No introduction needed for the CWS opener for both on Saturday, and they represent college baseball at its best, flag bearers for mighty Southeastern Conference.
Yet they're going to be kind of all by their lonesome Hog and Tiger selves and … who are all these other people?
This isn't the way it was supposed to happen.
They'd been promised, with much ado and season-long chest-pounding, that the 78th edition of the CWS was set up to be little more than an SEC reunion.
SEC Tournament Part Deaux, the sequel. Let the cream rise to the top.
The NCAA tournament selection committee played along — or got duped, depending on how you look at it.
That learned body huddled for days and, in the end, slotted six SEC teams among the coveted eight national seeds, the fast track to the Omaha (on paper at least). Treated it like a formality that the SEC would use Omaha to — step aside, everybody — showcase it talent and dominance.
Odd thing. The tournament field didn't play out much like that on the ballfield.
Instead, there will seem to be a lot of college baseball riffraff hanging around the ballpark.
And a lot of really good SEC teams sitting home, perhaps pouting.
Only two from the SEC, Arkansas and LSU, can go to games without a ticket. And they'll play each other Saturday.
It wasn't the only whiff by the committee, which won't be going to Las Vegas anytime soon.
Just the most glaring.
The No. 1 and No. 2 seeds, Vanderbilt and Texas, couldn't even make it out of the regionals that they hosted.
No whisky steaks or jello shots for ya'll.
Nor Georgia, which was the No. 7 national seed and also stumbled at home in its own regional.
That set the stage for Ole Miss, the No. 10 seed, to host a super regional and — oh, but wait, the Rebels also lost their home regional to something called Murray State, no less.
At least Auburn, the No. 4 national seed, made it out of its own regional — and promptly dropped two straight to Coastal Carolina.
Maybe that shouldn't be a shocker. Coastal will have the best mascot in Omaha — the dreaded Chanticleers, a fictional rooster of some sort that answers to the name 'Chauncey,' — and has one more national championship (1) than Auburn.
LSU fans, particularly head coach Jay Johnson, should know them. They won that 2016 CWS title after shocking LSU in the super regionals in Baton Rouge and eventually took two of three from Arizona — then coached by one J. Johnson — for the championship.
Johnson can mingle with some past friends in Omaha as his old Arizona team will alsobe in Omaha (in the opposite 4-team bracket from LSU). A No. 3 seed in regionals, the Wildcats took down No. 5 national seed North Carolina in the supers despite getting outscored 29-16 (lost the first game 18-2, showed up the next day anyway and then won the next two).

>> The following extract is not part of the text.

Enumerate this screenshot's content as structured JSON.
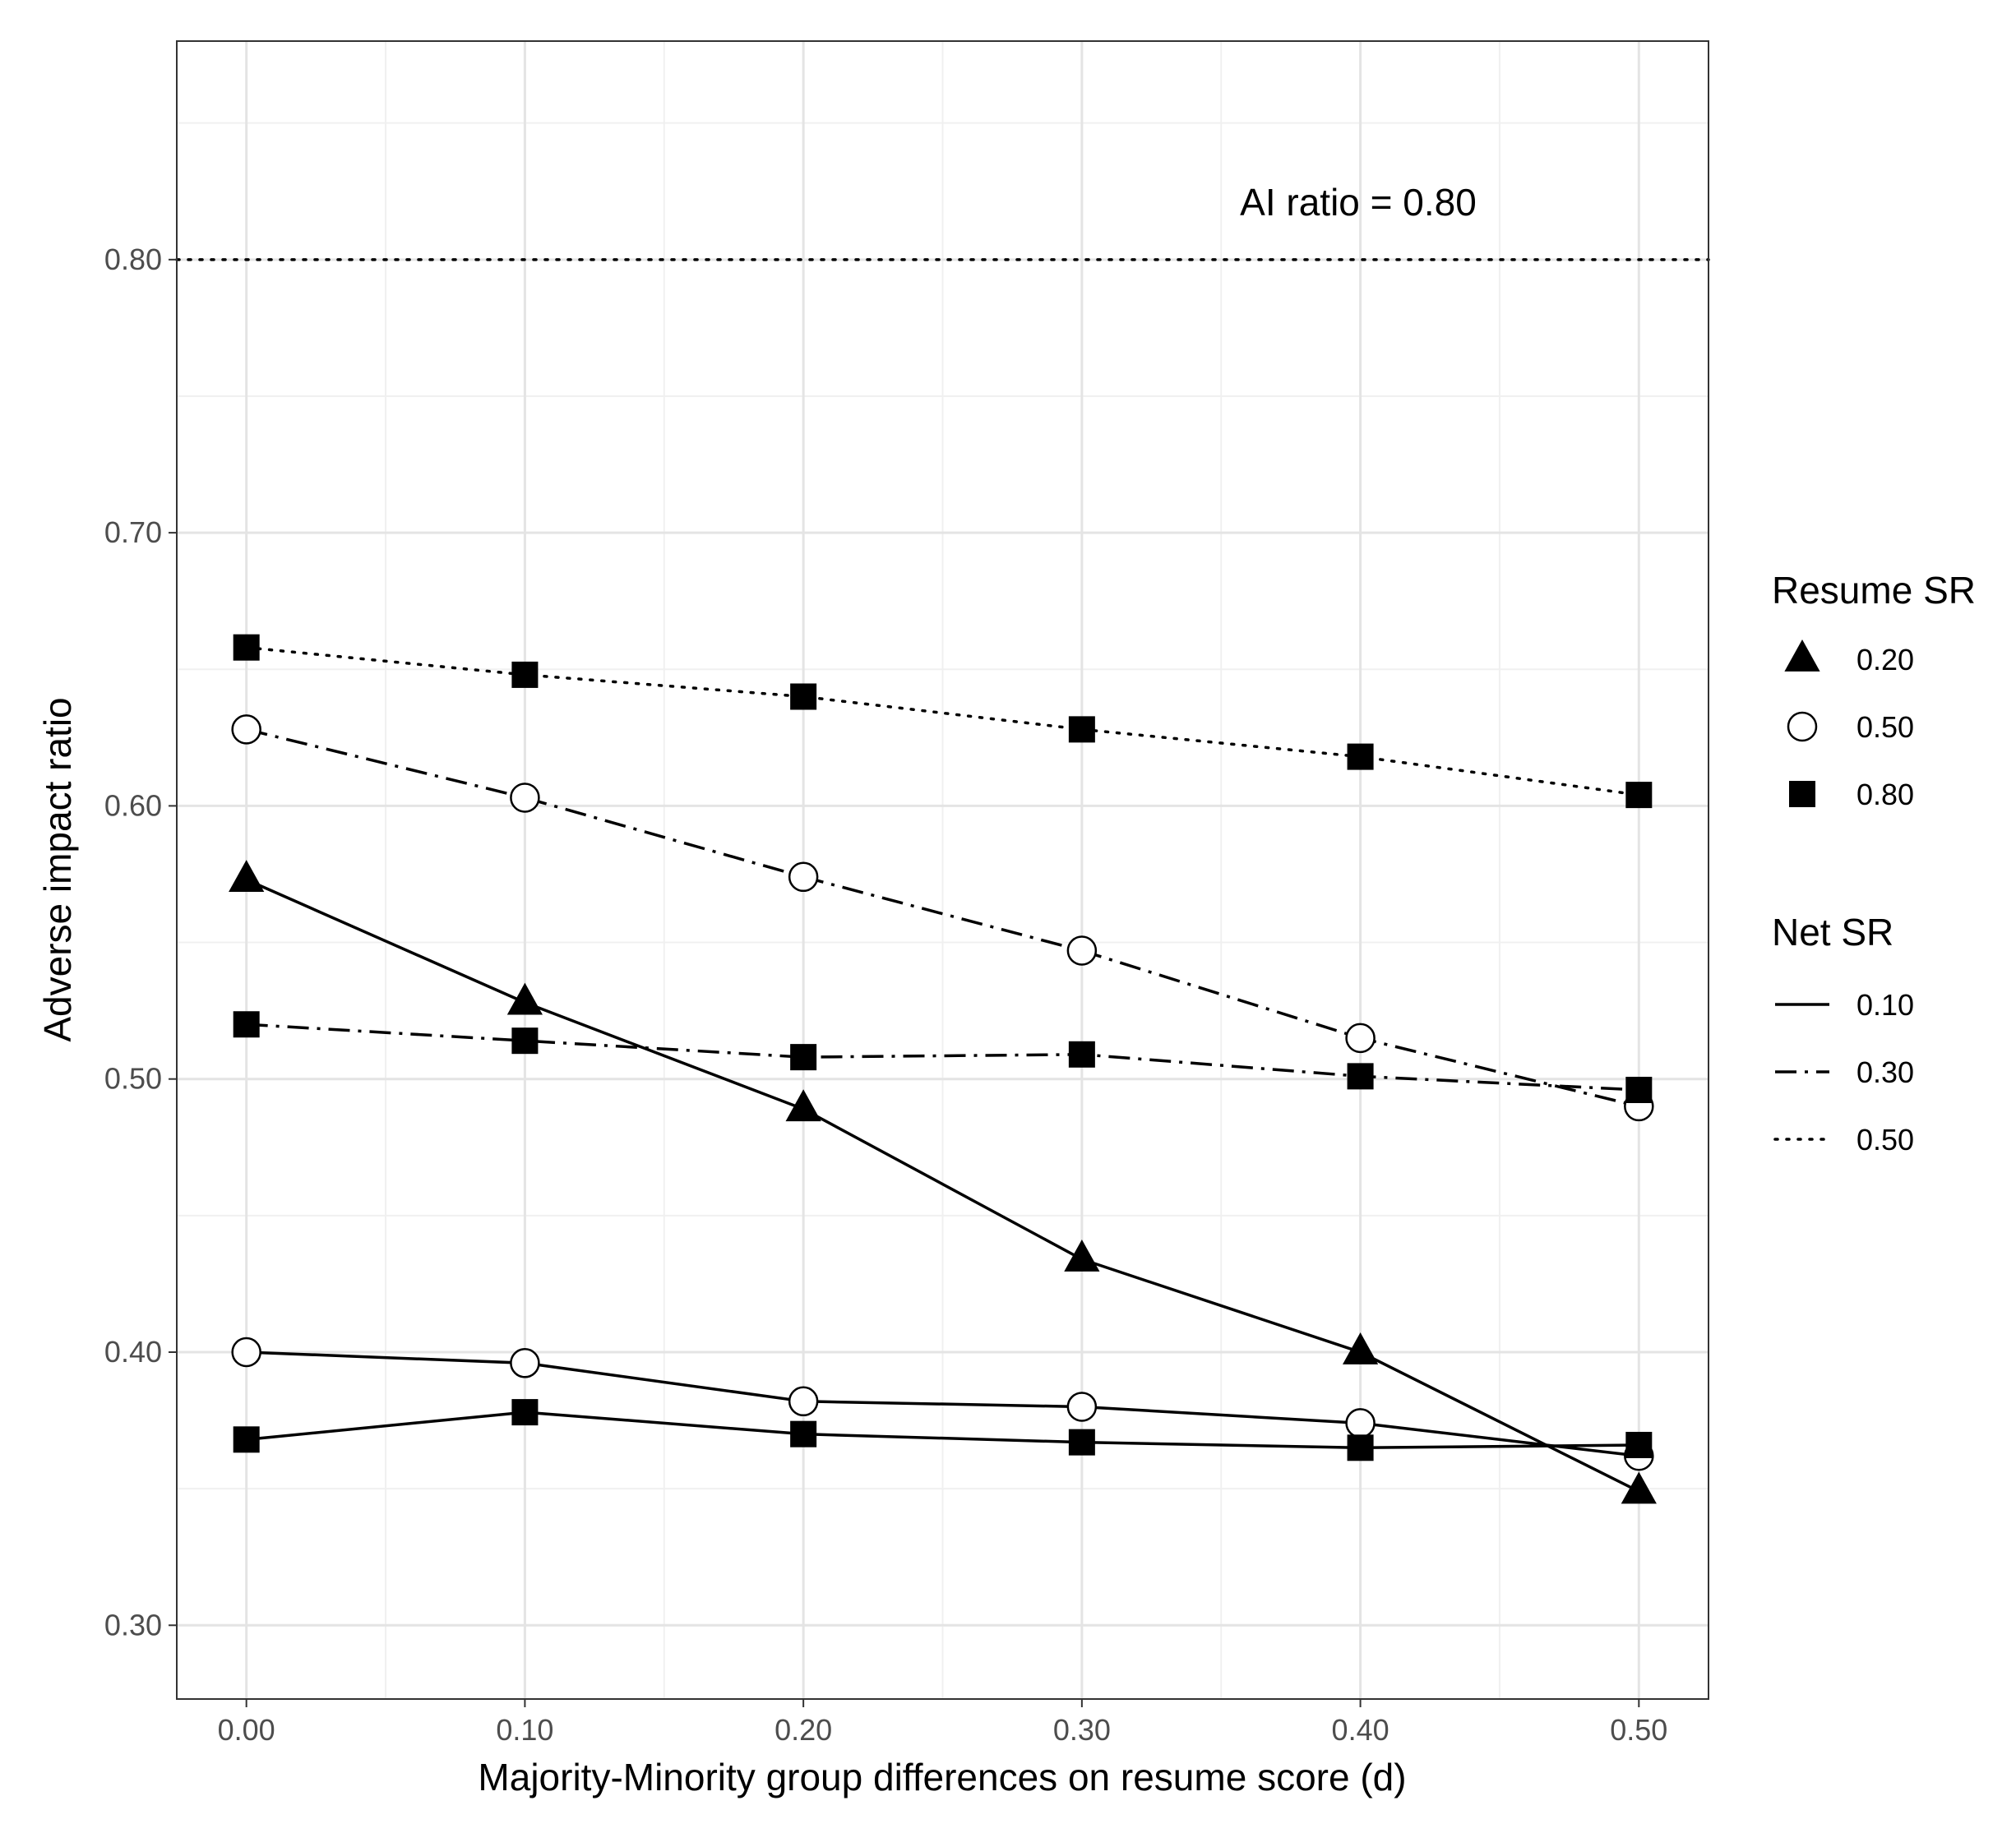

Anyway, if you're keeping score at home, that's just two of the SEC's six national seeds in Omaha, and only three of the eight overall.
One of the dual, four-team brackets has only one national seed, No. 8 Oregon State, along with Louisville, Arizona and Coastal Carolina.
The LSU-Arkansas bracket has UCLA … wait a minute, Murray State, we're going to need some I.D. here.
It's in Kentucky (I looked it up) so the whole world has a Cinderella to get behind, especially one whose home ballyards seats 23,200 fewer fans that the CWS' Charles Schwab Field.
Actually, it's not unusual for lesser lights to show in Omaha.
What ever happened to It Just Means More? Baseball really does mean more in the SEC than anywhere else.
But if the selection committee is a little red-faced after setting the table so nicely for the SEC, it's mainly the SEC itself that has egg on its reputation.
Two teams — that's it?
And they're playing each other right out of the gates.
No, it wasn't SEC fatigue setting up the brackets here, even if Arkansas beat Tennessee to make it. If you've got 13 teams in the tournament, it's inevitable — there's going to be some incidents of conference friendly-fire.
Still, it puts the pressure on LSU and Arkansas.
SEC pride is on the line — and the rest of the country, no doubt, would love to see them fail.